- Bernice Silver, from a 1978 newspaper.
- Born: October 7, 1913 Bushwick, Brooklyn, New York, U.S.
- Died: April 18, 2020 (aged 106) Englewood, New Jersey, U.S.
- Occupations: Puppeteer, activist

= Bernice Silver =

American puppeteer and activist (1913–2020)

Bernice Silver (October 7, 1913 – April 18, 2020) was an American puppeteer and activist, known in her field as "the Queen of Potpourri", referring to the combination of puppetry, storytelling, music, and politics in her open-mic performances.

== Early life ==
Silver was born in 1913, in Bushwick, Brooklyn, the eldest of eight children born to Samuel Silver and Frances Resnikoff Silver. Her parents were Jewish. Her father was a salesman and ran a candy shop.

== Career ==
Silver worked in schools and factories as a young woman, and sold encyclopedias and other products door-to-door. She joined workers' theatre groups, including Theatre Advance, and performed at demonstrations and strikes. Her one Broadway credit was in the original cast of Thornton Wilder's Our Town in 1938.

Silver began performing with puppets by the 1960s. "It's one of the oldest professions in the world," she explained in The Philadelphia Inquirer in 2013, "It covers many, many artistic professions." She toured New York state with Pete Seeger and others, billed as the "Vagabond Puppeteers". She was active in the Puppetry Guild of Greater New York (PGOGNY), and was known as "the Queen of Potpourri", because her open-mic performances were a mix of puppetry, stories, folk songs, costumes, and political messages. She entertained at children's events in the New York area for decades, and later in life she used audience expectations about her advanced age in her comedy.

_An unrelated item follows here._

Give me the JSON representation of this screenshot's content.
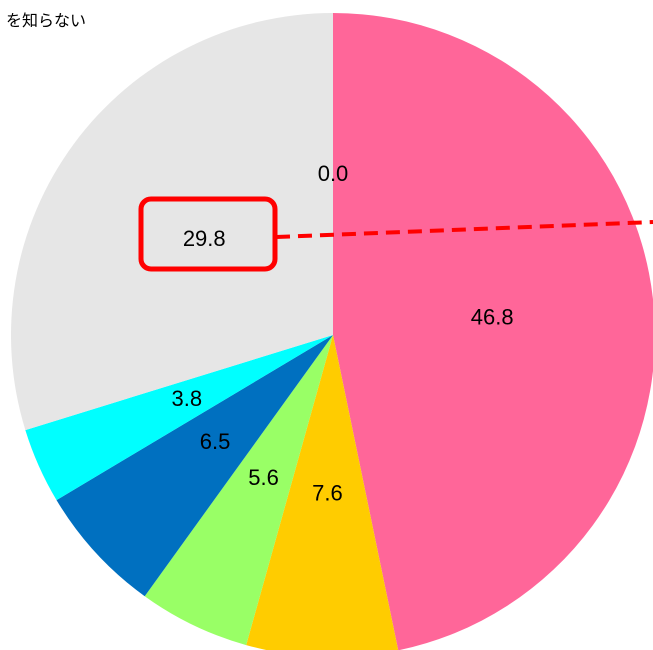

Silver appeared in the documentary Puppet Rampage (2008). In 2011, she went kayaking for the first time, with the NYC Friends of Clearwater. She spoke at a fundraiser for Hudson River Sloop Clearwater in 2016. The Puppeteers of America offered a Bernice Silver Festival Grant, to fund senior attendees at the organization's national festivals.

== Personal life ==
Silver broke her hip and required a foot amputation in 2014; she moved to the Lillian Booth Actors Home in 2016. That year, she commented on her delight in voting for a woman for president. She died in April 2020, from respiratory failure with coronavirus, in Englewood, New Jersey. She was 106 years old. In October 2020, a Virtual Puppet Con was held by the Puppeteers of America, dedicated to the memory of Bernice Silver, during the week of her 107th birthday.